Design Thinking: 4 Ways to Embed Empathy Into Organization Design

When designing anything, we all know that it’s important to put your customer front and center. The same holds true in organization design. As stated in AlignOrg Solutions’ book “Mastering the Cube,” there are no “off-the-shelf” organizations. Whether it’s an internal business partner or an external customer, the better you understand the needs and motivations of your target audience, the better you can design your organization to meet those needs.

At the heart of that understanding is empathy. Having your target audience in the room as you’re designing the organization is ideal, but not often practical. This is where design thinking techniques are highly effective. They help teams by creating a mindset of curiosity and an openness to empathizing with your internal or external customer.

1. Interviews

The goal of interviewing is to learn how to see things from the interviewee’s point of view. Often, it’s helpful to have a third-party perform the interviews. Interviewing is a skill which takes practice, and those within the organization have a curse of knowledge that can lead to biased interview questions and results. A few tips for interviewers:

  • Prepare in advance by creating an interview guide while still allowing for spontaneity during the interview.
  • Use open-ended questions and get to the heart of the interviewees’ comments by asking “why.” Phrases like “show me” or “tell me more” or “can you go a little deeper on that” increases the success of the interviewing process.
  • Avoid talking too much and minimize your presence. Interviewers who want to show how knowledgeable they are on the topic at hand sabotage the interview. It is essential to remember that the objective of the interview is to understand the customer’s point of view, not for them to understand yours.

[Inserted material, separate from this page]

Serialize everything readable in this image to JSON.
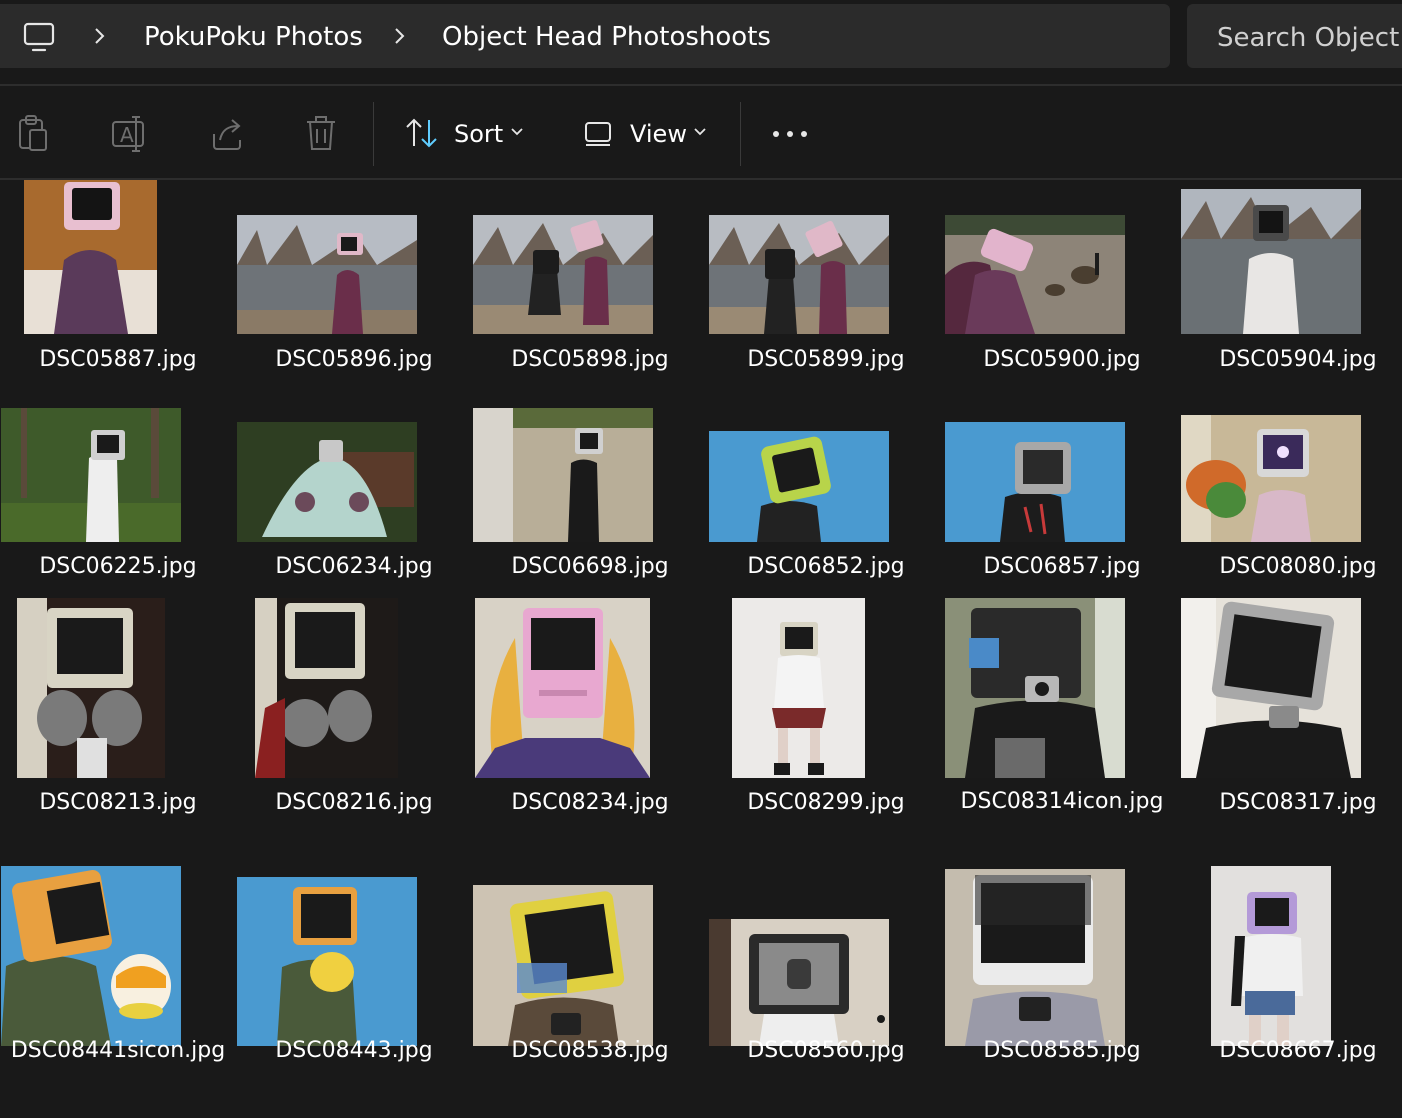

The most important part of interviewing is to be genuinely curious. This may be hard at first, but you can start by turning your judgements into questions. You will be surprised by what you learn. In my experience, interviewing has never failed to deliver important and previously unknown data points.

2. Persona Profiles

With the information from the interviews and other data sources, you can start to build persona profiles. Persona profiles bring the customer you are designing for to life. It is not just “the customer “or “the department,” it is a person with a name, goals, challenges and motivations. A typical persona profile is one page and includes representative information such as:

  • A name and photo, which will humanize the target audience
  • Background and skills
  • Responsibilities – consider a “day in the life”
  • Aspirations, goals, and key motivations – think about what success looks like to them
  • Pain points – consider their key challenges, obstacles, and disruptors
  • Quotes from the interview

One compelling persona I experienced was one created for a team of field service technicians. It was developed through a series of surveys, interviews and focus groups. The organization’s perception was that this group of road warriors were difficult and even churlish. What we learned was that their motivation was focused completely on solving a customer’s problem. They were entrepreneurs who saw their service truck as their own small business, managing the inventory, the tools and the customer satisfaction. Their biggest concern was looking unprofessional, in both skills and appearance, in front of their customer. Lastly, they saw HQ as an interference to achieving their goals. Uncovering these latent needs and attitudes and sharing them via a persona profile is a great design thinking technique to communicate them to the broader organization.

3. Empathy Exercises

With the persona profiles ready, you can now facilitate empathy exercises. These allow for more than just the interviewer’s experience by taking into consideration your target audience’s perspective. Empathy exercises help us to look beyond our assumptions by putting ourselves in the shoes of our target audience, creating a visceral sense of another’s experience. The best way to accomplish this is to directly immerse yourself in being the customer for a day. While not always practical, I encourage you to get creative and identify how you could do this or something comparable to it. For a group exercise, a recommended approach is as follows:

  • Discuss the persona profile to create a shared understanding amongst the group and together map out the customer journey, identifying moments that matter.
  • As a team, identify pain points and group them into meaningful buckets of opportunities.
  • Translate them into capabilities your organization requires to meet the customer’s needs. Prioritize those that will matter the most to your customer and to your organization through a series of high involvement and facilitated trade-off discussions.

The objective is to gain compelling shared insights. These insights illuminate what people really need and want, they should motivate you to act, and they should stick with you.

4. Storytelling

Storytelling is an important design thinking method to amplify your insights across the organization and to rally an organization in an impactful new direction.

A story that stuck with me was about the managers of those same field service technicians. They would come in the office very early on Monday mornings, sit on the floor, and separate the papers into stacks for each field technician to pick up before getting into their truck for the week’s work. This was combined with a photo of one of the managers sitting on the office floor surrounded by stacks and stacks of papers. In this age of digital technology, that story was alarming and galvanized the organization to do better to meet the needs of those field service managers.

Using design thinking techniques such as interviews, persona profiles and empathy exercises combined with storytelling will allow you to design a better organization, an organization that is not just “reshuffling the boxes of the organization chart” but rethinking the target audience’s most important needs and organizing to deliver on those needs.